Because I haven’t the wherewithal to offer more substance than paltry photos, at least at this exact moment…
Female short-winged green grasshopper (Dichromorpha viridis)
Female crane fly (subgenus Yamatotipula; Tipula furca)
Giant robber fly (Promachus hinei)
That last photo is interesting in that it’s the first time I’ve been able to capture an image of the most common species of giant robber fly in the state of Texas.
Although they can inflict a painful bite if mishandled, robber flies pose little threat to people; they do, however, pose a significant threat to other insects.

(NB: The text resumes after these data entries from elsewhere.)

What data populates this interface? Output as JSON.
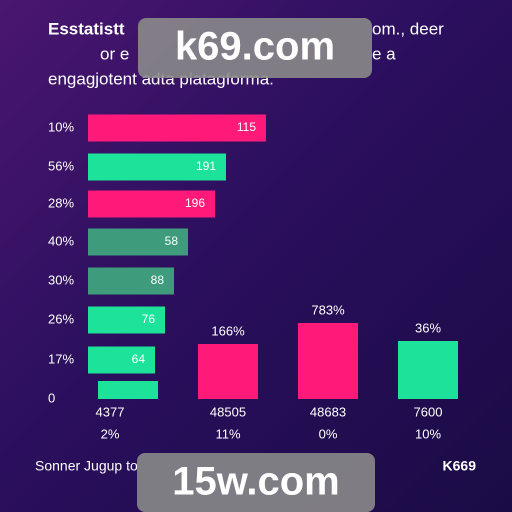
{
  "header": {
    "lines": [
      {
        "left": "Esstatistt",
        "right": "om., deer"
      },
      {
        "left": "or e",
        "right": "e a"
      },
      {
        "left": "engagjotent adta platagformа.",
        "right": ""
      }
    ]
  },
  "rows": [
    {
      "label": "10%",
      "bar_label": "115"
    },
    {
      "label": "56%",
      "bar_label": "191"
    },
    {
      "label": "28%",
      "bar_label": "196"
    },
    {
      "label": "40%",
      "bar_label": "58"
    },
    {
      "label": "30%",
      "bar_label": "88"
    },
    {
      "label": "26%",
      "bar_label": "76"
    },
    {
      "label": "17%",
      "bar_label": "64"
    },
    {
      "label": "0",
      "bar_label": ""
    }
  ],
  "columns": [
    {
      "top_label": "",
      "bottom_labels": [
        "4377",
        "2%"
      ]
    },
    {
      "top_label": "166%",
      "bottom_labels": [
        "48505",
        "11%"
      ]
    },
    {
      "top_label": "783%",
      "bottom_labels": [
        "48683",
        "0%"
      ]
    },
    {
      "top_label": "36%",
      "bottom_labels": [
        "7600",
        "10%"
      ]
    }
  ],
  "footer": {
    "left": "Sonner Jugup to",
    "right": "K669"
  },
  "watermarks": [
    "k69.com",
    "15w.com"
  ]
}
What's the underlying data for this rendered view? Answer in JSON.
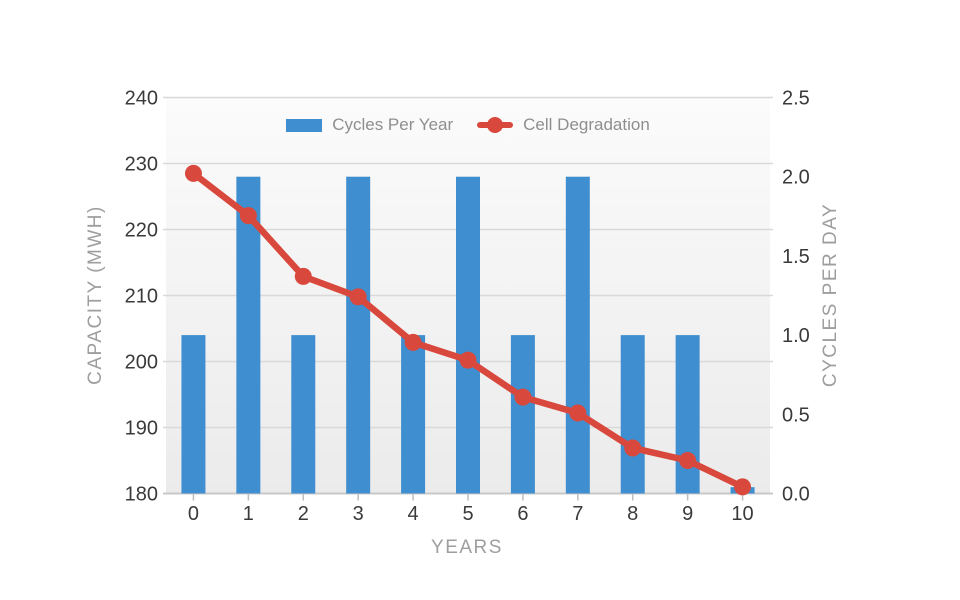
{
  "chart_data": {
    "type": "combo-bar-line",
    "title": "",
    "categories": [
      "0",
      "1",
      "2",
      "3",
      "4",
      "5",
      "6",
      "7",
      "8",
      "9",
      "10"
    ],
    "xlabel": "YEARS",
    "series": [
      {
        "name": "Cycles Per Year",
        "type": "bar",
        "axis": "right",
        "unit": "cycles per day",
        "color": "#3F8FD0",
        "values": [
          1.0,
          2.0,
          1.0,
          2.0,
          1.0,
          2.0,
          1.0,
          2.0,
          1.0,
          1.0,
          0.04
        ]
      },
      {
        "name": "Cell Degradation",
        "type": "line",
        "axis": "left",
        "unit": "MWH",
        "color": "#D9483C",
        "values": [
          228.5,
          222.1,
          212.9,
          209.8,
          202.9,
          200.2,
          194.6,
          192.2,
          186.9,
          185.0,
          181.0
        ]
      }
    ],
    "left_axis": {
      "label": "CAPACITY (MWH)",
      "min": 180,
      "max": 240,
      "ticks": [
        "240",
        "230",
        "220",
        "210",
        "200",
        "190",
        "180"
      ],
      "grid": true
    },
    "right_axis": {
      "label": "CYCLES PER DAY",
      "min": 0,
      "max": 2.5,
      "ticks": [
        "2.5",
        "2.0",
        "1.5",
        "1.0",
        "0.5",
        "0.0"
      ],
      "grid": false
    },
    "legend": {
      "position": "top-center",
      "items": [
        {
          "label": "Cycles Per Year",
          "type": "bar",
          "color": "#3F8FD0"
        },
        {
          "label": "Cell Degradation",
          "type": "line",
          "color": "#D9483C"
        }
      ]
    },
    "style": {
      "bar_color": "#3F8FD0",
      "line_color": "#D9483C",
      "grid_color": "#D9D9D9",
      "baseline_color": "#C8C8C8",
      "tick_mark_color": "#BDBDBD",
      "tick_text_color": "#3A3A3A",
      "axis_title_color": "#9E9E9E",
      "legend_text_color": "#8E8E8E",
      "plot_bg_top": "#FBFBFB",
      "plot_bg_bottom": "#EBEBEB"
    }
  }
}
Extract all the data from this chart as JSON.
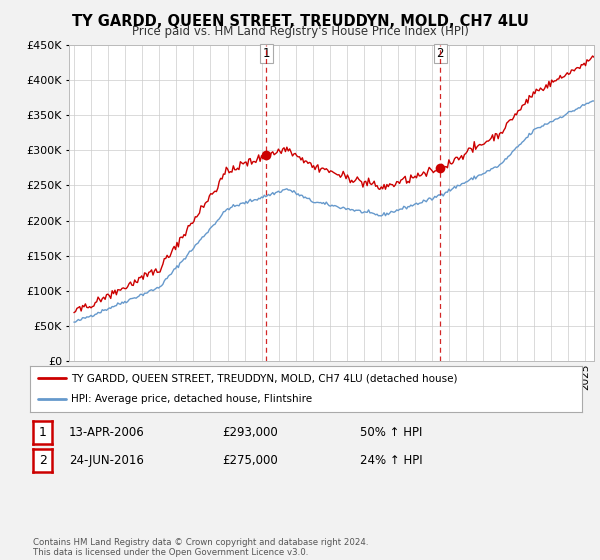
{
  "title": "TY GARDD, QUEEN STREET, TREUDDYN, MOLD, CH7 4LU",
  "subtitle": "Price paid vs. HM Land Registry's House Price Index (HPI)",
  "legend_line1": "TY GARDD, QUEEN STREET, TREUDDYN, MOLD, CH7 4LU (detached house)",
  "legend_line2": "HPI: Average price, detached house, Flintshire",
  "footnote": "Contains HM Land Registry data © Crown copyright and database right 2024.\nThis data is licensed under the Open Government Licence v3.0.",
  "sale1_label": "1",
  "sale1_date": "13-APR-2006",
  "sale1_price": "£293,000",
  "sale1_pct": "50% ↑ HPI",
  "sale2_label": "2",
  "sale2_date": "24-JUN-2016",
  "sale2_price": "£275,000",
  "sale2_pct": "24% ↑ HPI",
  "hpi_color": "#6699cc",
  "price_color": "#cc0000",
  "background_color": "#f2f2f2",
  "plot_bg_color": "#ffffff",
  "grid_color": "#cccccc",
  "vline_color": "#cc0000",
  "marker_color": "#cc0000",
  "sale1_t": 2006.279,
  "sale2_t": 2016.479,
  "sale1_price_val": 293000,
  "sale2_price_val": 275000
}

True flies with no stinger and only one pair of wings, robbers are predators—and giant robbers will attack any insect that flies, including wasps, bees, grasshoppers and dragonflies.
Their prowess stems from their ability to capture prey in flight, overwhelm them with strength, and deliver a deadly bite filled with acidic juices (something normally targeted at the head). The robber then drinks its meal in peace.
Most robber flies are considered beneficial to a degree in that they target other pests such as flies, beetles and wasps; others are not so beneficial since they target bees and other beneficial insects.
Giant robbers prefer to travel the middle of the road: they target all prey equally so long as it’s large enough, so they might just as easily destroy a local wasp nest as they would a beehive (the former being good and the latter being not so good).
This one happened to perch on the tree outside my patio one day. When first I spied it, I thought it a bit of dead leaf or other debris stuck to a branch.
Then it flew after a cicada-killer wasp—a female that easily knocked it aside, I might add, for her size dwarfed the fly and gave her a distinct advantage. That’s when I realized it was something far more interesting than dried vegetation.